One of the most prominent women in early Pittsburgh labor history was Fannie Sellins. She was an organizer for garment workers, miners, and steelworkers. Born in 1872, Sellins became involved in labor after being forced to work in a St. Louis garment shop to support herself and her children. Her husband had been killed during a labor strike. To find work, Sellins moved to Chicago, where she became secretary of her garment workers’ local and took part in a 1911 strike. This attracted the attention of the United Mineworkers of America (UMWA), who wanted Sellins in the non-union coal fields of West Virginia.
After working in the fields for four years, Sellins took up residence in New Kensington, Pennsylvania. She became an organizer and troubleshooter for UMWA District 5. Sellins helped to organize the US Steel Corporation Mills at Vandergrift, Leechburgh, and New Kensington. She also organized the Independent Allegheny and West Pennsylvania Steel Companies of Brackenridge.

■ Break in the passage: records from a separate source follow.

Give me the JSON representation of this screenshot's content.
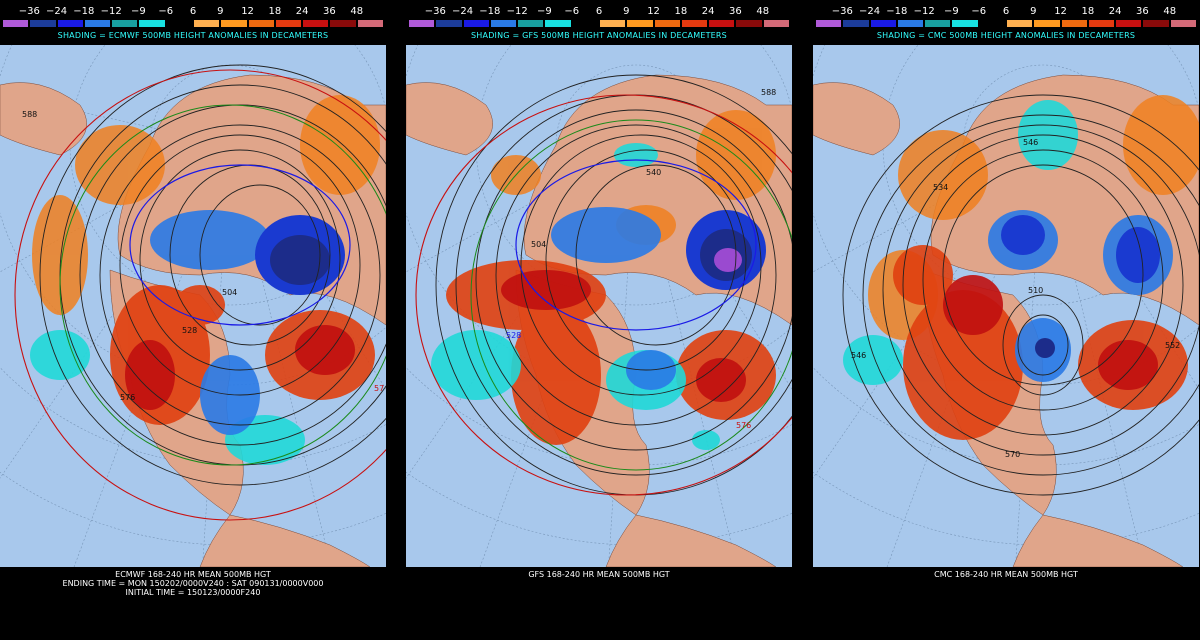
{
  "scale": {
    "labels": [
      "−36",
      "−24",
      "−18",
      "−12",
      "−9",
      "−6",
      "6",
      "9",
      "12",
      "18",
      "24",
      "36",
      "48"
    ],
    "colors": [
      "#b05ad8",
      "#1c3c9a",
      "#1a1ae6",
      "#2a7ae6",
      "#18a0a0",
      "#18e0e0",
      "#000000",
      "#ffb050",
      "#ff9a20",
      "#f06a10",
      "#e63a10",
      "#c81010",
      "#8a0a0a",
      "#d46a78"
    ]
  },
  "panels": [
    {
      "model": "ECMWF",
      "shading_text": "SHADING = ECMWF 500MB HEIGHT ANOMALIES IN DECAMETERS",
      "caption_lines": [
        "ECMWF 168-240 HR MEAN 500MB HGT",
        "ENDING TIME = MON 150202/0000V240 : SAT 090131/0000V000",
        "INITIAL TIME = 150123/0000F240"
      ],
      "contour_labels": [
        "588",
        "504",
        "528",
        "576",
        "57"
      ]
    },
    {
      "model": "GFS",
      "shading_text": "SHADING = GFS 500MB HEIGHT ANOMALIES IN DECAMETERS",
      "caption_lines": [
        "GFS 168-240 HR MEAN 500MB HGT"
      ],
      "contour_labels": [
        "588",
        "540",
        "504",
        "528",
        "576"
      ]
    },
    {
      "model": "CMC",
      "shading_text": "SHADING = CMC 500MB HEIGHT ANOMALIES IN DECAMETERS",
      "caption_lines": [
        "CMC 168-240 HR MEAN 500MB HGT"
      ],
      "contour_labels": [
        "546",
        "534",
        "510",
        "552",
        "546",
        "570"
      ]
    }
  ]
}
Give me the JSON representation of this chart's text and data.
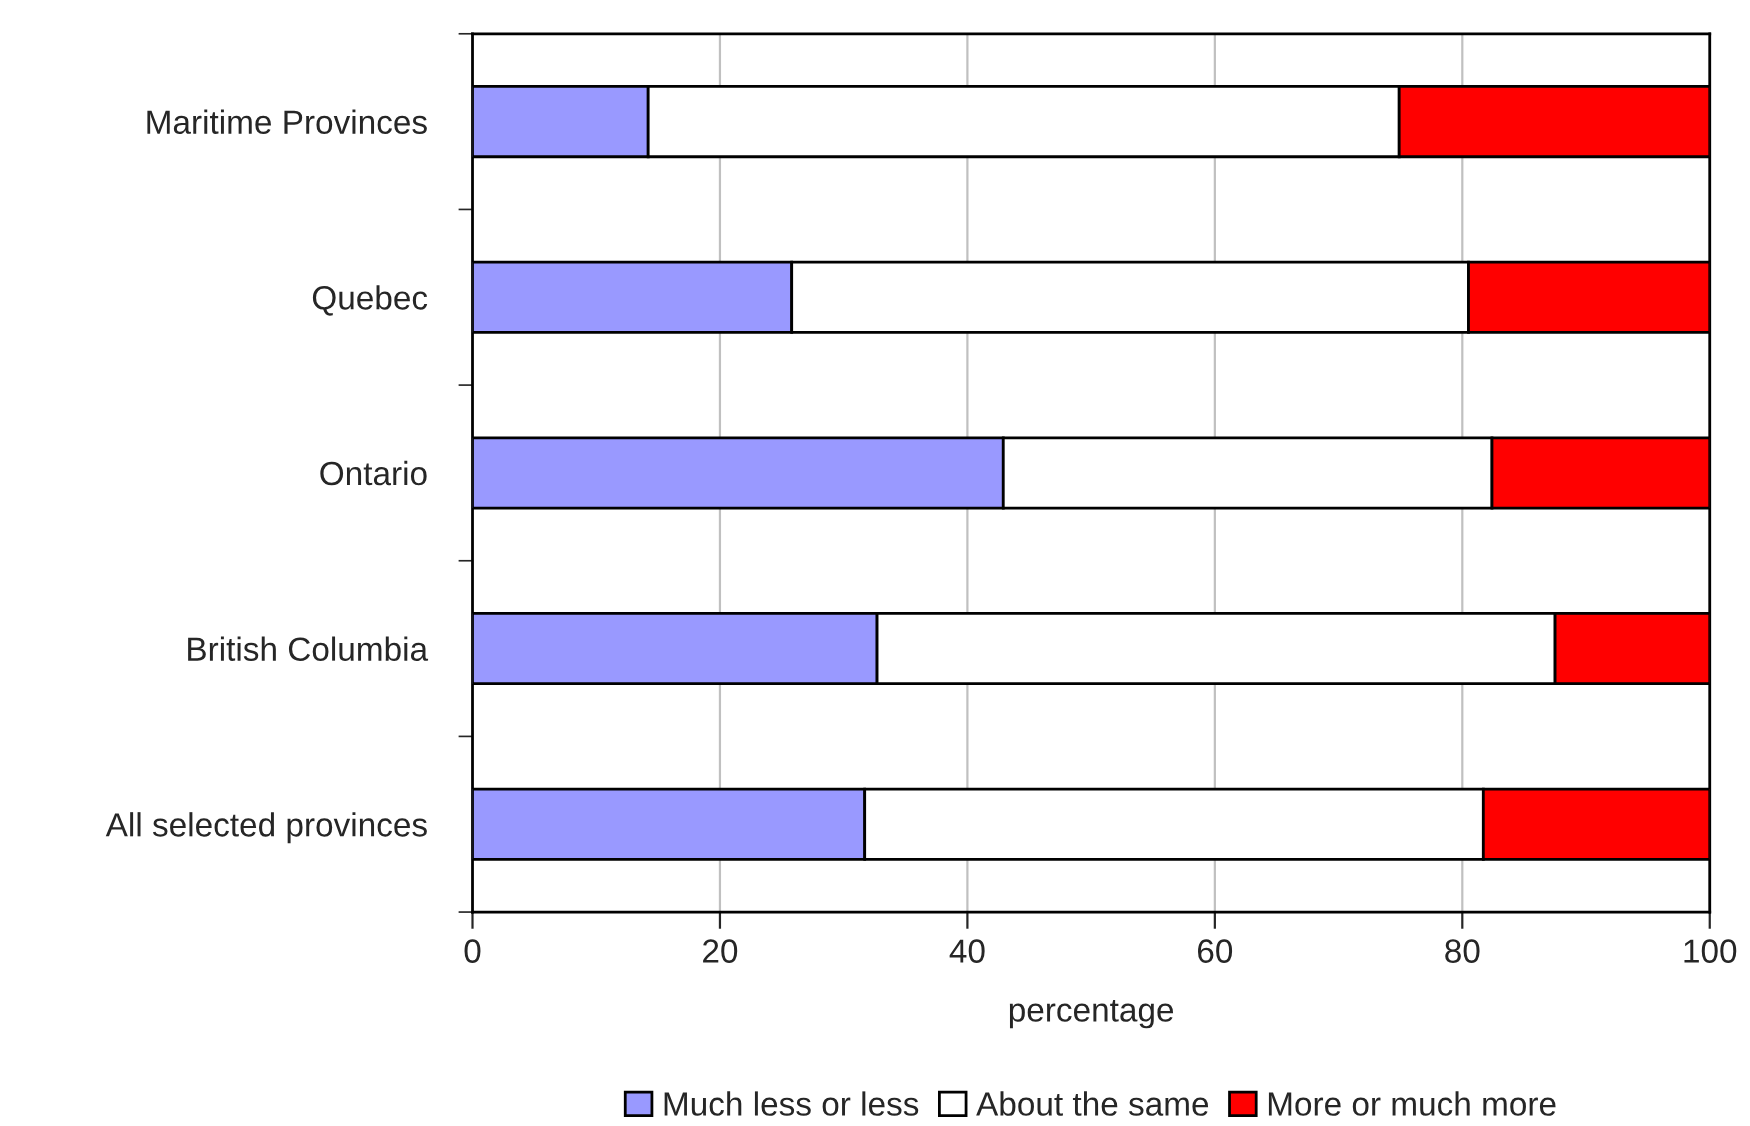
{
  "chart_data": {
    "type": "bar",
    "orientation": "horizontal",
    "stacked": true,
    "xlabel": "percentage",
    "categories": [
      "Maritime Provinces",
      "Quebec",
      "Ontario",
      "British Columbia",
      "All selected provinces"
    ],
    "series": [
      {
        "name": "Much less or less",
        "color": "#9999ff",
        "values": [
          14.2,
          25.8,
          42.9,
          32.7,
          31.7
        ]
      },
      {
        "name": "About the same",
        "color": "#ffffff",
        "values": [
          60.7,
          54.7,
          39.5,
          54.8,
          50.0
        ]
      },
      {
        "name": "More or much more",
        "color": "#ff0000",
        "values": [
          25.1,
          19.5,
          17.6,
          12.5,
          18.3
        ]
      }
    ],
    "xlim": [
      0,
      100
    ],
    "xticks": [
      0,
      20,
      40,
      60,
      80,
      100
    ],
    "grid": "x",
    "legend": "bottom"
  }
}
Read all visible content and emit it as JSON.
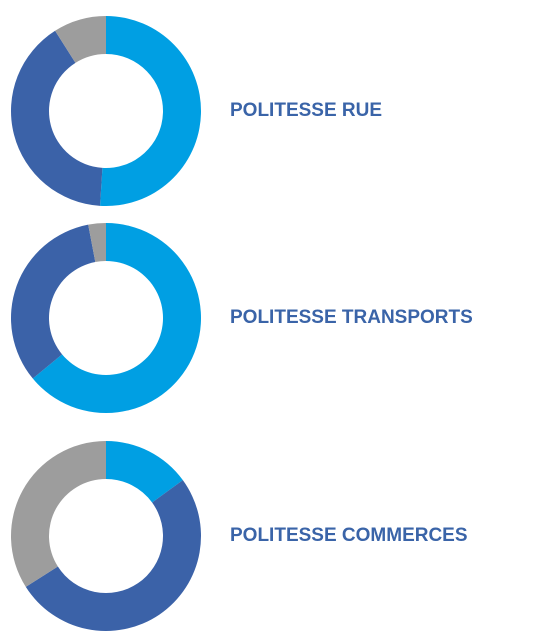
{
  "chart_data": [
    {
      "type": "donut",
      "title": "POLITESSE RUE",
      "values": [
        51,
        40,
        9
      ],
      "colors": [
        "#009fe3",
        "#3b62a8",
        "#9d9d9d"
      ]
    },
    {
      "type": "donut",
      "title": "POLITESSE TRANSPORTS",
      "values": [
        64,
        33,
        3
      ],
      "colors": [
        "#009fe3",
        "#3b62a8",
        "#9d9d9d"
      ]
    },
    {
      "type": "donut",
      "title": "POLITESSE COMMERCES",
      "values": [
        15,
        51,
        34
      ],
      "colors": [
        "#009fe3",
        "#3b62a8",
        "#9d9d9d"
      ]
    }
  ]
}
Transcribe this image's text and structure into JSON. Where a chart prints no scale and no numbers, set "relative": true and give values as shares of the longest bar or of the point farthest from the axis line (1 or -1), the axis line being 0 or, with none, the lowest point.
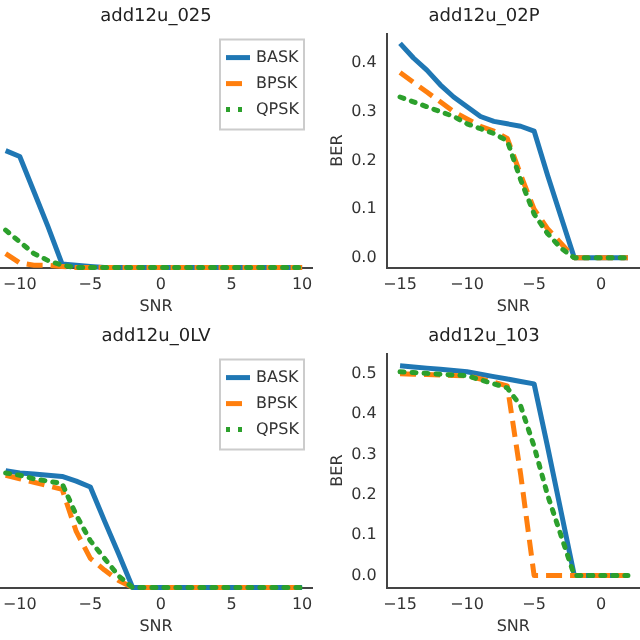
{
  "chart_data": [
    {
      "type": "line",
      "title": "add12u_025",
      "xlabel": "SNR",
      "relative": true,
      "legend": "top right",
      "grid": false,
      "x": [
        -11,
        -10,
        -9,
        -8,
        -7,
        -6,
        -5,
        -4,
        -3,
        -2,
        -1,
        0,
        1,
        2,
        3,
        4,
        5,
        6,
        7,
        8,
        9,
        10
      ],
      "xlim": [
        -11.4,
        10.7
      ],
      "xticks": [
        -10,
        -5,
        0,
        5,
        10
      ],
      "series": [
        {
          "name": "BASK",
          "color": "#1f77b4",
          "line_style": "solid",
          "values": [
            1,
            0.95,
            0.65,
            0.35,
            0.03,
            0.02,
            0.01,
            0,
            0,
            0,
            0,
            0,
            0,
            0,
            0,
            0,
            0,
            0,
            0,
            0,
            0,
            0
          ]
        },
        {
          "name": "BPSK",
          "color": "#ff7f0e",
          "line_style": "dashed",
          "values": [
            0.12,
            0.04,
            0.02,
            0.02,
            0.01,
            0,
            0,
            0,
            0,
            0,
            0,
            0,
            0,
            0,
            0,
            0,
            0,
            0,
            0,
            0,
            0,
            0
          ]
        },
        {
          "name": "QPSK",
          "color": "#2ca02c",
          "line_style": "dotted",
          "values": [
            0.32,
            0.22,
            0.12,
            0.06,
            0.02,
            0,
            0,
            0,
            0,
            0,
            0,
            0,
            0,
            0,
            0,
            0,
            0,
            0,
            0,
            0,
            0,
            0
          ]
        }
      ]
    },
    {
      "type": "line",
      "title": "add12u_02P",
      "xlabel": "SNR",
      "ylabel": "BER",
      "grid": false,
      "x": [
        -15,
        -14,
        -13,
        -12,
        -11,
        -10,
        -9,
        -8,
        -7,
        -6,
        -5,
        -4,
        -3,
        -2,
        -1,
        0,
        1,
        2
      ],
      "xlim": [
        -16,
        2.9
      ],
      "xticks": [
        -15,
        -10,
        -5,
        0
      ],
      "ylim": [
        -0.02,
        0.46
      ],
      "yticks": [
        {
          "value": 0,
          "label": "0.0"
        },
        0.1,
        0.2,
        0.3,
        0.4
      ],
      "series": [
        {
          "color": "#1f77b4",
          "line_style": "solid",
          "values": [
            0.44,
            0.41,
            0.385,
            0.355,
            0.33,
            0.31,
            0.29,
            0.28,
            0.275,
            0.27,
            0.26,
            0.17,
            0.085,
            0,
            0,
            0,
            0,
            0
          ]
        },
        {
          "color": "#ff7f0e",
          "line_style": "dashed",
          "values": [
            0.38,
            0.36,
            0.34,
            0.32,
            0.3,
            0.285,
            0.27,
            0.26,
            0.245,
            0.17,
            0.1,
            0.06,
            0.03,
            0,
            0,
            0,
            0,
            0
          ]
        },
        {
          "color": "#2ca02c",
          "line_style": "dotted",
          "values": [
            0.33,
            0.32,
            0.31,
            0.3,
            0.29,
            0.275,
            0.265,
            0.255,
            0.24,
            0.16,
            0.09,
            0.05,
            0.02,
            0,
            0,
            0,
            0,
            0
          ]
        }
      ]
    },
    {
      "type": "line",
      "title": "add12u_0LV",
      "xlabel": "SNR",
      "relative": true,
      "legend": "top right",
      "grid": false,
      "x": [
        -11,
        -10,
        -9,
        -8,
        -7,
        -6,
        -5,
        -4,
        -3,
        -2,
        -1,
        0,
        1,
        2,
        3,
        4,
        5,
        6,
        7,
        8,
        9,
        10
      ],
      "xlim": [
        -11.4,
        10.7
      ],
      "xticks": [
        -10,
        -5,
        0,
        5,
        10
      ],
      "series": [
        {
          "name": "BASK",
          "color": "#1f77b4",
          "line_style": "solid",
          "values": [
            1,
            0.98,
            0.97,
            0.96,
            0.95,
            0.91,
            0.86,
            0.57,
            0.29,
            0,
            0,
            0,
            0,
            0,
            0,
            0,
            0,
            0,
            0,
            0,
            0,
            0
          ]
        },
        {
          "name": "BPSK",
          "color": "#ff7f0e",
          "line_style": "dashed",
          "values": [
            0.96,
            0.93,
            0.9,
            0.87,
            0.84,
            0.48,
            0.25,
            0.15,
            0.06,
            0,
            0,
            0,
            0,
            0,
            0,
            0,
            0,
            0,
            0,
            0,
            0,
            0
          ]
        },
        {
          "name": "QPSK",
          "color": "#2ca02c",
          "line_style": "dotted",
          "values": [
            0.98,
            0.96,
            0.93,
            0.91,
            0.89,
            0.62,
            0.4,
            0.25,
            0.1,
            0,
            0,
            0,
            0,
            0,
            0,
            0,
            0,
            0,
            0,
            0,
            0,
            0
          ]
        }
      ]
    },
    {
      "type": "line",
      "title": "add12u_103",
      "xlabel": "SNR",
      "ylabel": "BER",
      "grid": false,
      "x": [
        -15,
        -14,
        -13,
        -12,
        -11,
        -10,
        -9,
        -8,
        -7,
        -6,
        -5,
        -4,
        -3,
        -2,
        -1,
        0,
        1,
        2
      ],
      "xlim": [
        -16,
        2.9
      ],
      "xticks": [
        -15,
        -10,
        -5,
        0
      ],
      "ylim": [
        -0.03,
        0.55
      ],
      "yticks": [
        {
          "value": 0,
          "label": "0.0"
        },
        0.1,
        0.2,
        0.3,
        0.4,
        0.5
      ],
      "series": [
        {
          "color": "#1f77b4",
          "line_style": "solid",
          "values": [
            0.52,
            0.517,
            0.514,
            0.511,
            0.508,
            0.505,
            0.499,
            0.493,
            0.487,
            0.481,
            0.475,
            0.32,
            0.16,
            0,
            0,
            0,
            0,
            0
          ]
        },
        {
          "color": "#ff7f0e",
          "line_style": "dashed",
          "values": [
            0.5,
            0.499,
            0.498,
            0.497,
            0.496,
            0.495,
            0.487,
            0.479,
            0.47,
            0.25,
            0,
            0,
            0,
            0,
            0,
            0,
            0,
            0
          ]
        },
        {
          "color": "#2ca02c",
          "line_style": "dotted",
          "values": [
            0.505,
            0.503,
            0.501,
            0.499,
            0.497,
            0.495,
            0.485,
            0.475,
            0.465,
            0.42,
            0.32,
            0.2,
            0.1,
            0,
            0,
            0,
            0,
            0
          ]
        }
      ]
    }
  ]
}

Sellins was eventually killed during a strike against the Allegheny Steel coal companies. Even though none of the strikers supposedly called for her help, Sellins received a phone call to go to West Natrona. During the strike, a company gunman shot and killed her. There was a jury and trial in 1923 that resulted in the acquittal of those accused of her murder.
Fannie Sellins was an important figure within the early labor movement. Because of her involvement in organized labor, there is a memorial erected at the Union cemetery in Arnold. However, she was only one of other women involved in organized labor and strikes during the early twentieth century.
º Maurine Greenwauld. "Women and Pennsylvania Working-Class History," Pennsylvania History: A Journal of Mid-Atlantic Studies 64, no. 1 (1996): 7.
¹ S.J. Kleinberg, The Shadow of the Mills: Working-Class Families in Pittsburgh, 1870-1907 (Pittsburgh: University of Pittsburgh Press, 1989), 143-157.
² Richard O. Boyer and Herbert M. Morais, Labor's Untold Story (New York: United Electrical, Radio, and Machine Workers of America, 1970), 33.
³ David P. Demarest and Fannia Weingartner, The River Ran Red: Homestead 1892 (Pittsburgh: University of Pittsburgh Press, 1992), 18.